- From: Jamie Lokier <jamie@shareable.org>
- Date: Thu, 3 Apr 2008 21:16:45 +0100
- To: Julian Reschke <julian.reschke@gmx.de>
- Cc: Mark Nottingham <mnot@mnot.net>, "Roy T. Fielding" <fielding@gbiv.com>, HTTP Working Group <ietf-http-wg@w3.org>
I agree with everything Julian said, except: Julian Reschke wrote: > TEXT already allows C1 controls (and always did) > (<http://greenbytes.de/tech/webdav/draft-ietf-httpbis-p1-messaging-latest.html#rule.TEXT>): > > TEXT = %x20-7E | %x80-FF | LWS > ; any OCTET except CTLs, but including LWS > > That being said, I'd like it to exclude C1 controls.
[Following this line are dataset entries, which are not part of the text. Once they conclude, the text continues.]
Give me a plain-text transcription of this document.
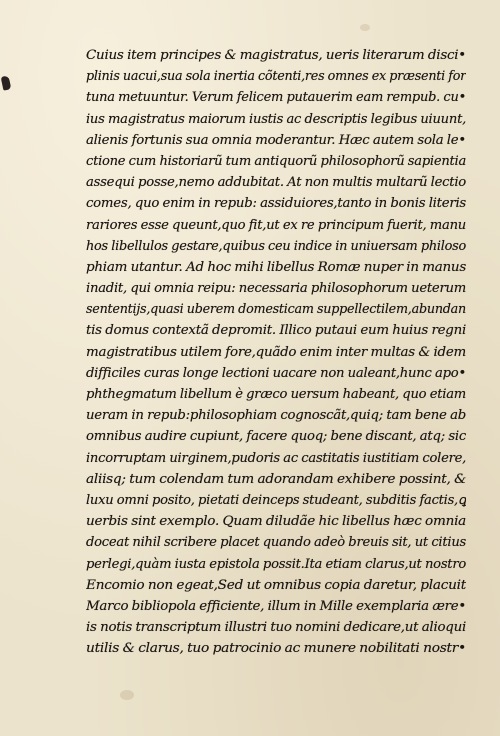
Cuius item principes & magistratus, ueris literarum disci•
plinis uacui,sua sola inertia cõtenti,res omnes ex præsenti for
tuna metuuntur. Verum felicem putauerim eam rempub. cu•
ius magistratus maiorum iustis ac descriptis legibus uiuunt,
alienis fortunis sua omnia moderantur. Hæc autem sola le•
ctione cum historiarũ tum antiquorũ philosophorũ sapientia
assequi posse,nemo addubitat. At non multis multarũ lectio
comes, quo enim in repub: assiduiores,tanto in bonis literis
rariores esse queunt,quo fit,ut ex re principum fuerit, manu
hos libellulos gestare,quibus ceu indice in uniuersam philoso
phiam utantur. Ad hoc mihi libellus Romæ nuper in manus
inadit, qui omnia reipu: necessaria philosophorum ueterum
sententijs,quasi uberem domesticam suppellectilem,abundan
tis domus contextã depromit. Illico putaui eum huius regni
magistratibus utilem fore,quãdo enim inter multas & idem
difficiles curas longe lectioni uacare non ualeant,hunc apo•
phthegmatum libellum è græco uersum habeant, quo etiam
ueram in repub:philosophiam cognoscãt,quiq; tam bene ab
omnibus audire cupiunt, facere quoq; bene discant, atq; sic
incorruptam uirginem,pudoris ac castitatis iustitiam colere,
aliisq; tum colendam tum adorandam exhibere possint, &
luxu omni posito, pietati deinceps studeant, subditis factis,ꝗ
uerbis sint exemplo. Quam diludãe hic libellus hæc omnia
doceat nihil scribere placet quando adeò breuis sit, ut citius
perlegi,quàm iusta epistola possit.Ita etiam clarus,ut nostro
Encomio non egeat,Sed ut omnibus copia daretur, placuit
Marco bibliopola efficiente, illum in Mille exemplaria ære•
is notis transcriptum illustri tuo nomini dedicare,ut alioqui
utilis & clarus, tuo patrocinio ac munere nobilitati nostr•
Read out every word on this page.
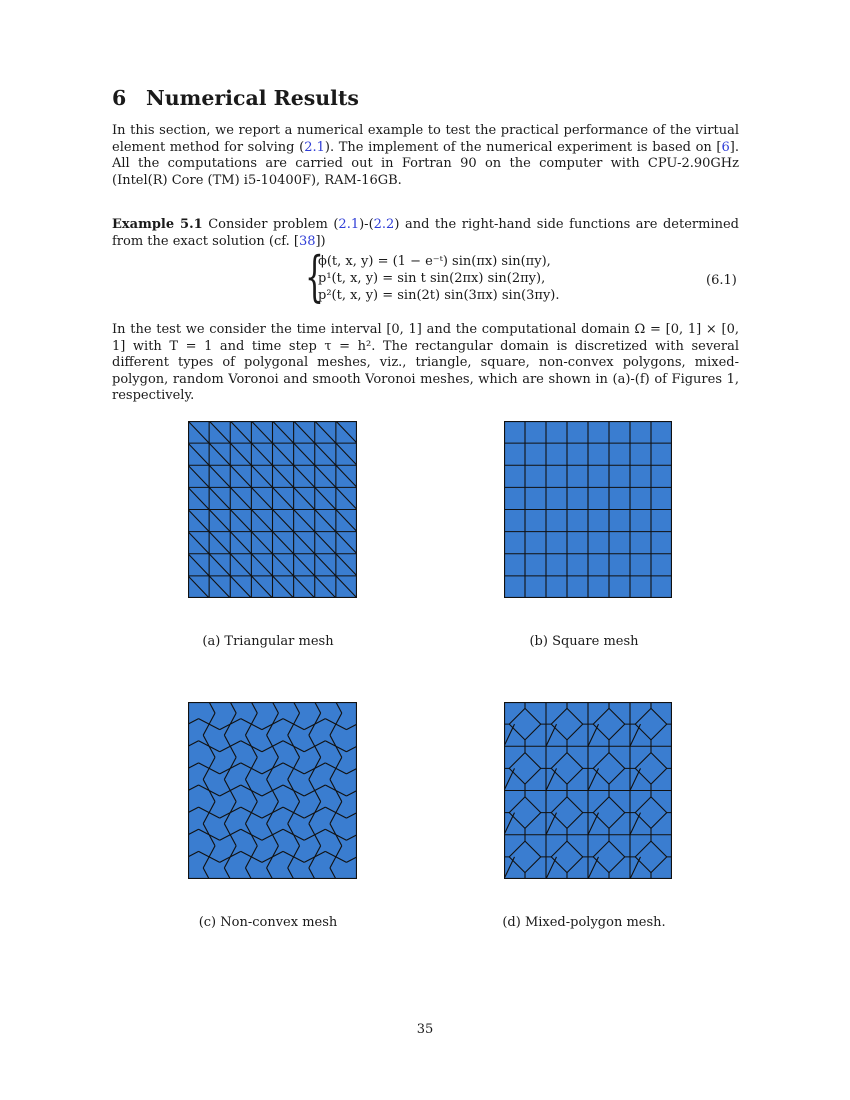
6 Numerical Results
In this section, we report a numerical example to test the practical performance of the virtual element method for solving (2.1). The implement of the numerical experiment is based on [6]. All the computations are carried out in Fortran 90 on the computer with CPU-2.90GHz (Intel(R) Core (TM) i5-10400F), RAM-16GB.
Example 5.1 Consider problem (2.1)-(2.2) and the right-hand side functions are determined from the exact solution (cf. [38])
{
ϕ(t, x, y) = (1 − e⁻ᵗ) sin(πx) sin(πy),
p¹(t, x, y) = sin t sin(2πx) sin(2πy),
p²(t, x, y) = sin(2t) sin(3πx) sin(3πy).
(6.1)
In the test we consider the time interval [0, 1] and the computational domain Ω = [0, 1] × [0, 1] with T = 1 and time step τ = h². The rectangular domain is discretized with several different types of polygonal meshes, viz., triangle, square, non-convex polygons, mixed-polygon, random Voronoi and smooth Voronoi meshes, which are shown in (a)-(f) of Figures 1, respectively.
(a) Triangular mesh	(b) Square mesh
(c) Non-convex mesh	(d) Mixed-polygon mesh.
35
If C1 controls _in the form of octets %x80-9F_ are excluded, and HTTP agents begin to reject TEXT containing those octets, it will be harder to transition to UTF-8 later. (In case you'd forgotton, UTF-8 uses those octet values for normal characters). In other words, rejecting %0x80-9F pretty much commits the high octets of TEXT to representing iso-8859-1. Even if nobody uses it (like now it seems), there may be agents which don't send it, but reject %0x80-9F if it's recommended by an HTTP RFC. Excluding C1 controls _encoded as UTF-8_ is quite reasonable. But then, there are lots of other controls one might wish to exclude too - preferably by saying senders SHOULD NOT send them, but perhaps receivers shouldn't reject them. -- Jamie
Received on Thursday, 3 April 2008 20:17:30 UTC